La ségrégation a été combattue ? la voici désirée. On ne se contente plus des fameuses réunions « non mixtes » : de prestigieuses universités américaines se mettent aux cérémonies de remises de diplômes séparées selon l’origine des étudiants. Que des progressistes demandent ce que plus aucun réactionnaire n’oserait revendiquer devrait déchaîner une saine révolte.
D’abord parce qu’en dépit d’éloges trompeurs de la diversité, la mouvance décoloniale tient le multiculturalisme en horreur. Recodés en « appropriation culturelle », le métissage des cultures et la circulation de la création sont promis au bannissement.
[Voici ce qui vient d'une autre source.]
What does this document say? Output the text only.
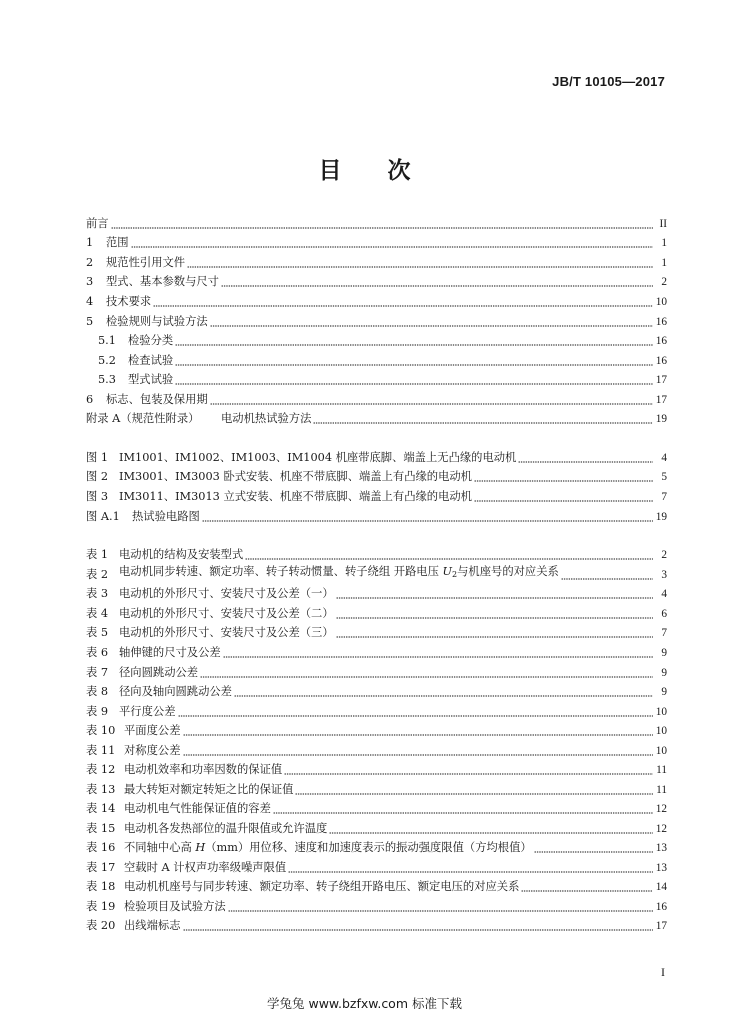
JB/T 10105—2017
目 次
前言	II
1	范围	1
2	规范性引用文件	1
3	型式、基本参数与尺寸	2
4	技术要求	10
5	检验规则与试验方法	16
5.1	检验分类	16
5.2	检查试验	16
5.3	型式试验	17
6	标志、包装及保用期	17
附录 A（规范性附录）	电动机热试验方法	19
图 1 IM1001、IM1002、IM1003、IM1004 机座带底脚、端盖上无凸缘的电动机	4
图 2 IM3001、IM3003 卧式安装、机座不带底脚、端盖上有凸缘的电动机	5
图 3 IM3011、IM3013 立式安装、机座不带底脚、端盖上有凸缘的电动机	7
图 A.1	热试验电路图	19
表 1 电动机的结构及安装型式	2
表 2 电动机同步转速、额定功率、转子转动惯量、转子绕组 开路电压 $U_2$与机座号的对应关系	3
表 3 电动机的外形尺寸、安装尺寸及公差（一）	4
表 4 电动机的外形尺寸、安装尺寸及公差（二）	6
表 5 电动机的外形尺寸、安装尺寸及公差（三）	7
表 6 轴伸键的尺寸及公差	9
表 7 径向圆跳动公差	9
表 8 径向及轴向圆跳动公差	9
表 9 平行度公差	10
表 10 平面度公差	10
表 11 对称度公差	10
表 12 电动机效率和功率因数的保证值	11
表 13 最大转矩对额定转矩之比的保证值	11
表 14 电动机电气性能保证值的容差	12
表 15 电动机各发热部位的温升限值或允许温度	12
表 16 不同轴中心高 H（mm）用位移、速度和加速度表示的振动强度限值（方均根值）	13
表 17 空载时 A 计权声功率级噪声限值	13
表 18 电动机机座号与同步转速、额定功率、转子绕组开路电压、额定电压的对应关系	14
表 19 检验项目及试验方法	16
表 20 出线端标志	17
I
学兔兔 www.bzfxw.com 标准下载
Ensuite parce que l’avènement de l’âge identitaire fait littéralement disparaître la question sociale. Loin de permettre d’appréhender un cumul d’inégalités comme le prétendent les tenants de l’intersectionnalité, la race dissout la classe, l’absorbe, la digère. Ainsi Rokhaya Diallo, assénant qu’un noir pauvre est toujours plus défavorisé qu’un blanc pauvre, raisonnement qui rend impossible conscience et solidarité de classe, et légitime au passage les oligarchies de certains pays émergents. Le capitalisme lui-même s’y retrouve, qui voit s’ouvrir en grand de nouveaux marchés, ceux de l’identité. Plusieurs grandes enseignes internationales ne s’y trompent pas, qui consacrent des budgets toujours plus importants au développement de l’identity business et posent en championnes de la « diversité », qui par un curieux renversement de sens est devenu l’autre nom de l’uniformité.
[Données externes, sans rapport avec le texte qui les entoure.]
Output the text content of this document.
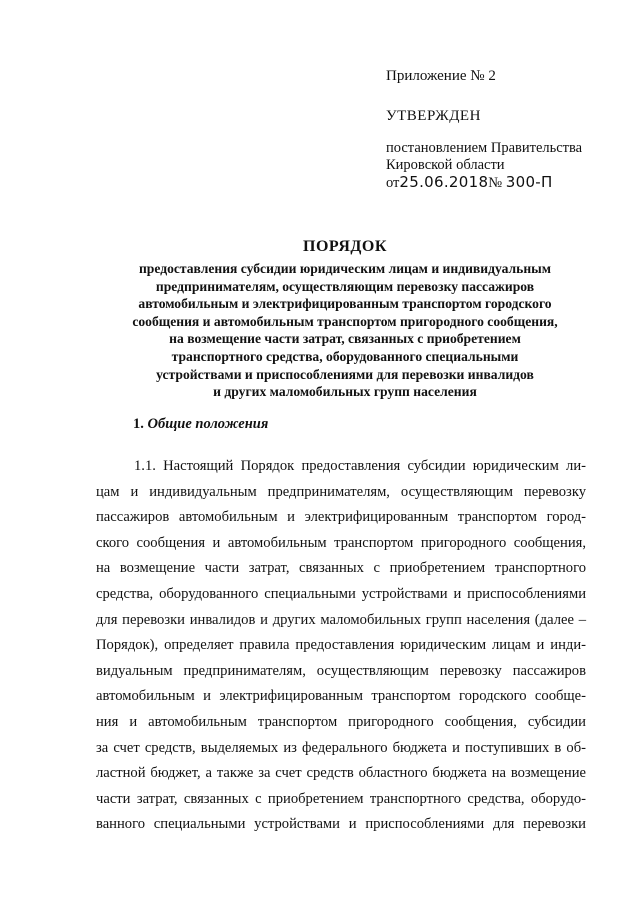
Приложение № 2
УТВЕРЖДЕН
постановлением Правительства
Кировской области
от25.06.2018№ 300-П
ПОРЯДОК
предоставления субсидии юридическим лицам и индивидуальным
предпринимателям, осуществляющим перевозку пассажиров
автомобильным и электрифицированным транспортом городского
сообщения и автомобильным транспортом пригородного сообщения,
на возмещение части затрат, связанных с приобретением
транспортного средства, оборудованного специальными
устройствами и приспособлениями для перевозки инвалидов
и других маломобильных групп населения
1. Общие положения
1.1. Настоящий Порядок предоставления субсидии юридическим ли-
цам и индивидуальным предпринимателям, осуществляющим перевозку
пассажиров автомобильным и электрифицированным транспортом город-
ского сообщения и автомобильным транспортом пригородного сообщения,
на возмещение части затрат, связанных с приобретением транспортного
средства, оборудованного специальными устройствами и приспособлениями
для перевозки инвалидов и других маломобильных групп населения (далее –
Порядок), определяет правила предоставления юридическим лицам и инди-
видуальным предпринимателям, осуществляющим перевозку пассажиров
автомобильным и электрифицированным транспортом городского сообще-
ния и автомобильным транспортом пригородного сообщения, субсидии
за счет средств, выделяемых из федерального бюджета и поступивших в об-
ластной бюджет, а также за счет средств областного бюджета на возмещение
части затрат, связанных с приобретением транспортного средства, оборудо-
ванного специальными устройствами и приспособлениями для перевозки
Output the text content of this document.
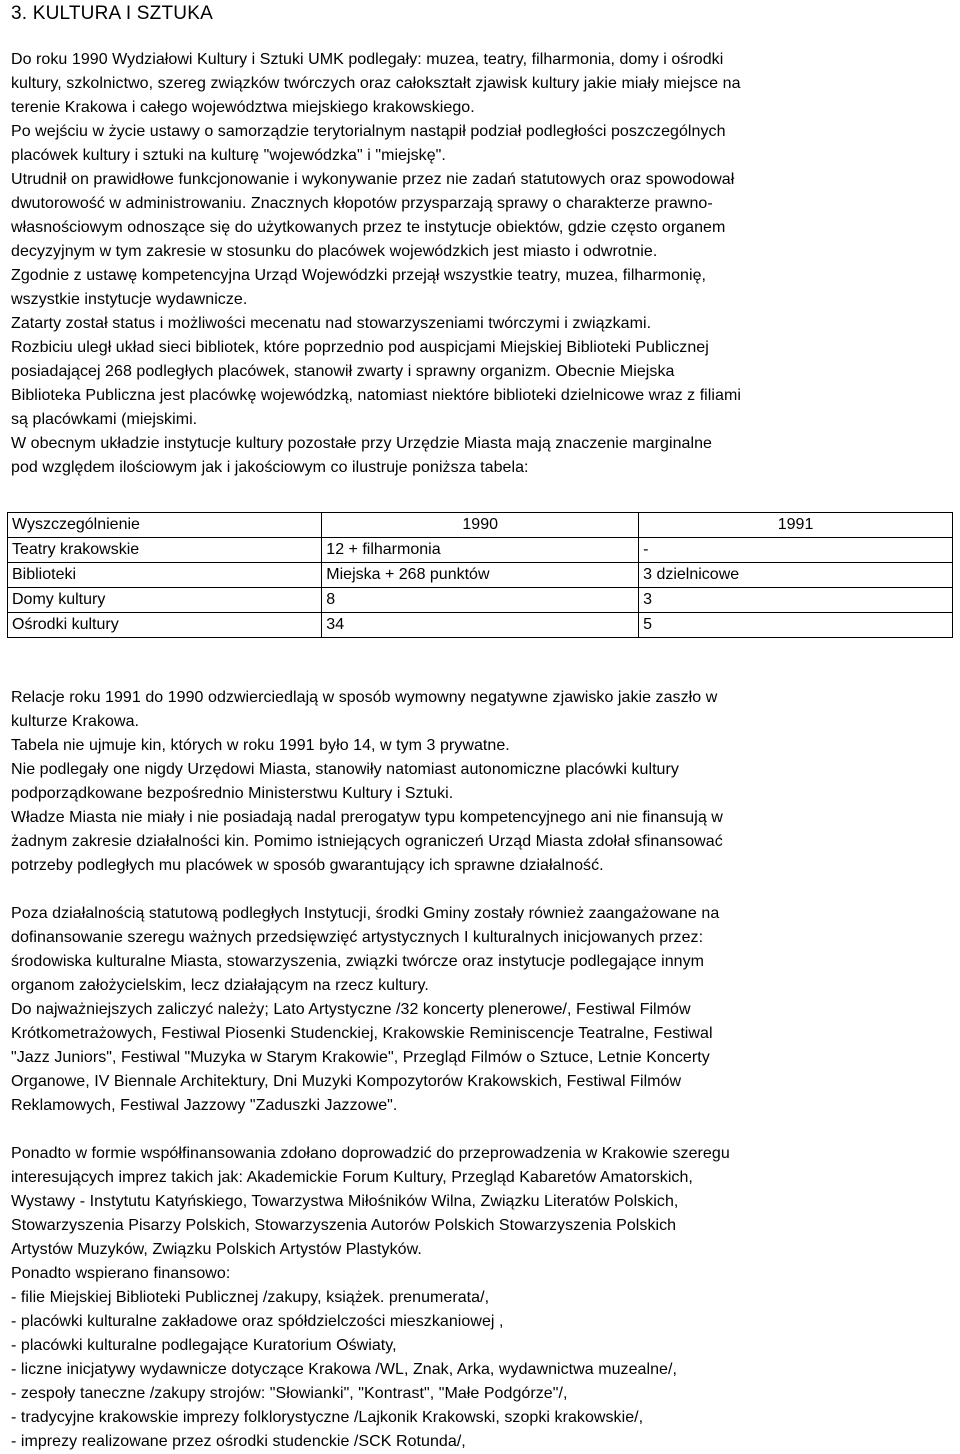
3. KULTURA I SZTUKA

Do roku 1990 Wydziałowi Kultury i Sztuki UMK podlegały: muzea, teatry, filharmonia, domy i ośrodki
kultury, szkolnictwo, szereg związków twórczych oraz całokształt zjawisk kultury jakie miały miejsce na
terenie Krakowa i całego województwa miejskiego krakowskiego.
Po wejściu w życie ustawy o samorządzie terytorialnym nastąpił podział podległości poszczególnych
placówek kultury i sztuki na kulturę "wojewódzka" i "miejskę".
Utrudnił on prawidłowe funkcjonowanie i wykonywanie przez nie zadań statutowych oraz spowodował
dwutorowość w administrowaniu. Znacznych kłopotów przysparzają sprawy o charakterze prawno-
własnościowym odnoszące się do użytkowanych przez te instytucje obiektów, gdzie często organem
decyzyjnym w tym zakresie w stosunku do placówek wojewódzkich jest miasto i odwrotnie.
Zgodnie z ustawę kompetencyjna Urząd Wojewódzki przejął wszystkie teatry, muzea, filharmonię,
wszystkie instytucje wydawnicze.
Zatarty został status i możliwości mecenatu nad stowarzyszeniami twórczymi i związkami.
Rozbiciu uległ układ sieci bibliotek, które poprzednio pod auspicjami Miejskiej Biblioteki Publicznej
posiadającej 268 podległych placówek, stanowił zwarty i sprawny organizm. Obecnie Miejska
Biblioteka Publiczna jest placówkę wojewódzką, natomiast niektóre biblioteki dzielnicowe wraz z filiami
są placówkami (miejskimi.
W obecnym układzie instytucje kultury pozostałe przy Urzędzie Miasta mają znaczenie marginalne
pod względem ilościowym jak i jakościowym co ilustruje poniższa tabela:

Wyszczególnienie	1990	1991
Teatry krakowskie	12 + filharmonia	-
Biblioteki	Miejska + 268 punktów	3 dzielnicowe
Domy kultury	8	3
Ośrodki kultury	34	5

Relacje roku 1991 do 1990 odzwierciedlają w sposób wymowny negatywne zjawisko jakie zaszło w
kulturze Krakowa.
Tabela nie ujmuje kin, których w roku 1991 było 14, w tym 3 prywatne.
Nie podlegały one nigdy Urzędowi Miasta, stanowiły natomiast autonomiczne placówki kultury
podporządkowane bezpośrednio Ministerstwu Kultury i Sztuki.
Władze Miasta nie miały i nie posiadają nadal prerogatyw typu kompetencyjnego ani nie finansują w
żadnym zakresie działalności kin. Pomimo istniejących ograniczeń Urząd Miasta zdołał sfinansować
potrzeby podległych mu placówek w sposób gwarantujący ich sprawne działalność.

Poza działalnością statutową podległych Instytucji, środki Gminy zostały również zaangażowane na
dofinansowanie szeregu ważnych przedsięwzięć artystycznych I kulturalnych inicjowanych przez:
środowiska kulturalne Miasta, stowarzyszenia, związki twórcze oraz instytucje podlegające innym
organom założycielskim, lecz działającym na rzecz kultury.
Do najważniejszych zaliczyć należy; Lato Artystyczne /32 koncerty plenerowe/, Festiwal Filmów
Krótkometrażowych, Festiwal Piosenki Studenckiej, Krakowskie Reminiscencje Teatralne, Festiwal
"Jazz Juniors", Festiwal "Muzyka w Starym Krakowie", Przegląd Filmów o Sztuce, Letnie Koncerty
Organowe, IV Biennale Architektury, Dni Muzyki Kompozytorów Krakowskich, Festiwal Filmów
Reklamowych, Festiwal Jazzowy "Zaduszki Jazzowe".

Ponadto w formie współfinansowania zdołano doprowadzić do przeprowadzenia w Krakowie szeregu
interesujących imprez takich jak: Akademickie Forum Kultury, Przegląd Kabaretów Amatorskich,
Wystawy - Instytutu Katyńskiego, Towarzystwa Miłośników Wilna, Związku Literatów Polskich,
Stowarzyszenia Pisarzy Polskich, Stowarzyszenia Autorów Polskich Stowarzyszenia Polskich
Artystów Muzyków, Związku Polskich Artystów Plastyków.
Ponadto wspierano finansowo:
- filie Miejskiej Biblioteki Publicznej /zakupy, książek. prenumerata/,
- placówki kulturalne zakładowe oraz spółdzielczości mieszkaniowej ,
- placówki kulturalne podlegające Kuratorium Oświaty,
- liczne inicjatywy wydawnicze dotyczące Krakowa /WL, Znak, Arka, wydawnictwa muzealne/,
- zespoły taneczne /zakupy strojów: "Słowianki", "Kontrast", "Małe Podgórze"/,
- tradycyjne krakowskie imprezy folklorystyczne /Lajkonik Krakowski, szopki krakowskie/,
- imprezy realizowane przez ośrodki studenckie /SCK Rotunda/,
Enfin et surtout parce que s’il y a bien des politiques identitaires, la somme des identités ne fait pas une politique, pas plus que l’addition des communautés ne forme une société. Dépasser les antagonismes de toute nature, conflits de classe ou clivages culturels : telle est la question politique moderne par excellence. Les projets d’homogénéité culturelle étant aussi illusoires que dangereux – comment s’accompliraient-ils autrement que par la force ? – il nous faut sans cesse faire vivre un ordre politique qui ménage les attaches particulières de chacun sans compromettre l’intérêt de tous. Cela n’implique pas d’effacer l’identité, ni d’y renoncer, mais de s’abstenir de la rendre opposable dans l’espace politique, où seuls des citoyens égaux ont droit de cité, sans privilège ni préalable.
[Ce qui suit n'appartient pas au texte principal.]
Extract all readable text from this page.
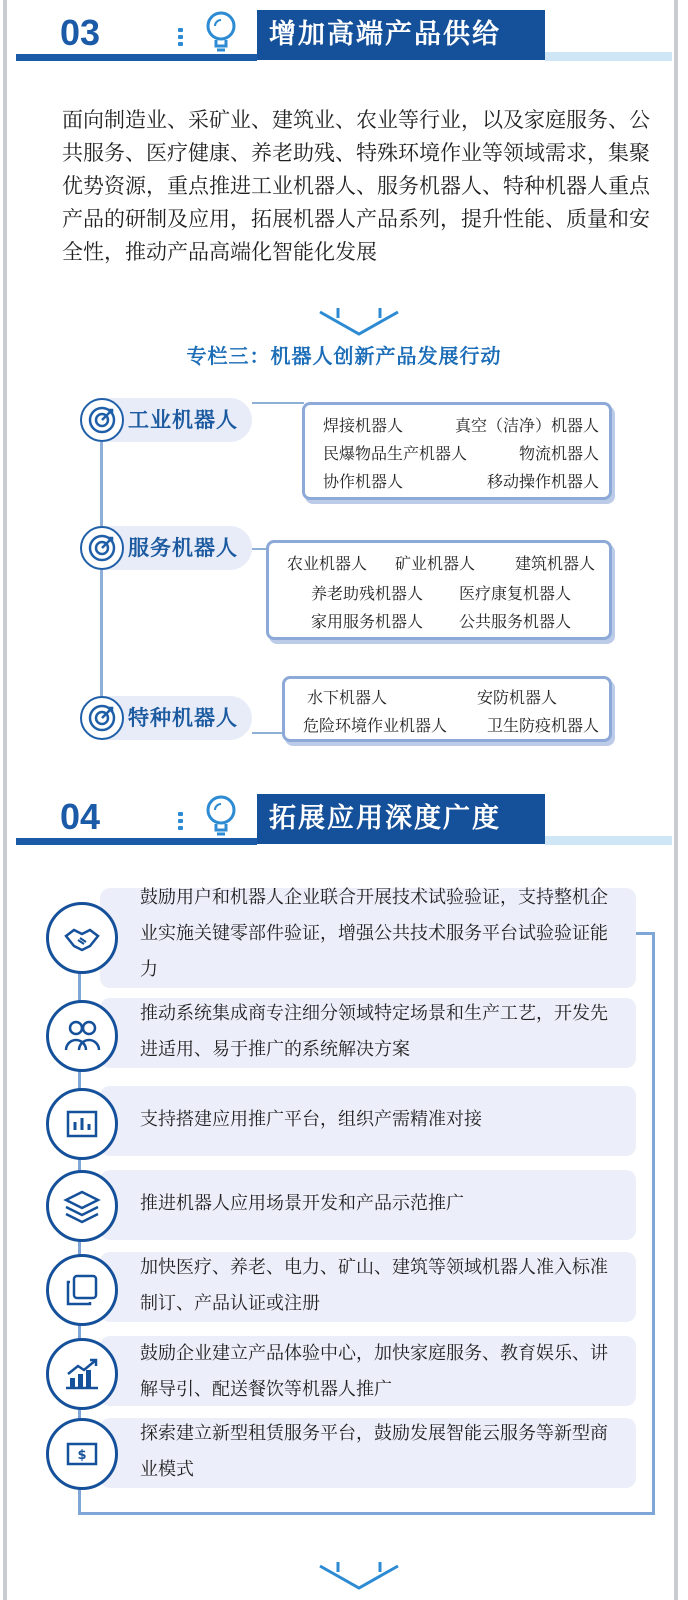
03	增加高端产品供给
面向制造业、采矿业、建筑业、农业等行业，以及家庭服务、公共服务、医疗健康、养老助残、特殊环境作业等领域需求，集聚优势资源，重点推进工业机器人、服务机器人、特种机器人重点产品的研制及应用，拓展机器人产品系列，提升性能、质量和安全性，推动产品高端化智能化发展
专栏三：机器人创新产品发展行动
工业机器人	焊接机器人	真空（洁净）机器人
民爆物品生产机器人	物流机器人
协作机器人	移动操作机器人
服务机器人
农业机器人 矿业机器人 建筑机器人
养老助残机器人 医疗康复机器人
家用服务机器人 公共服务机器人
特种机器人
水下机器人	安防机器人
危险环境作业机器人 卫生防疫机器人
04	拓展应用深度广度
鼓励用户和机器人企业联合开展技术试验验证，支持整机企业实施关键零部件验证，增强公共技术服务平台试验验证能力
推动系统集成商专注细分领域特定场景和生产工艺，开发先进适用、易于推广的系统解决方案
支持搭建应用推广平台，组织产需精准对接
推进机器人应用场景开发和产品示范推广
加快医疗、养老、电力、矿山、建筑等领域机器人准入标准制订、产品认证或注册
鼓励企业建立产品体验中心，加快家庭服务、教育娱乐、讲解导引、配送餐饮等机器人推广
探索建立新型租赁服务平台，鼓励发展智能云服务等新型商业模式
$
Contrairement à ce qu’assènent les contempteurs de cet ordre politique singulier qu’on appelle la République, la citoyenneté n’est ni plus abstraite, ni moins « vraie » que cette fausse monnaie identitaire dont ils font trafic. À nous d’en rétablir la valeur et d’en faire monter le cours, car il en va du marché des idées comme du marché monétaire : faute de courage politique, la mauvaise monnaie y chasse la bonne.
Notes :
1. Elisabeth Roudinesco, Soi-même comme un roi, éditions du Seuil, 2021.
2. Nathalie Heinich, Ce que n’est pas l’identité, Gallimard, 2018.
3. Jacques Chevallier (dir.), L’identité politique, CURAPP, 1994.
4. Laurent Bouvet, Le péril identitaire, éditions de l’Observatoire, 2020.
5. Ivan Chtcheglov, Formulaire pour un urbanisme nouveau, Bulletin de l’Internationale situationniste n° 1, 1958.
6. Expression que l’on pourrait traduire par « indic indigène », désignant une personne de couleur qui soutient les dominants blancs et critique les antiracistes.
7. Trans Exclusionary Radical Feminist. Se dit des féministes accusées de « transphobie » car réputées ne pas considérer les personnes transgenres comme des femmes (ou des hommes) à part entière.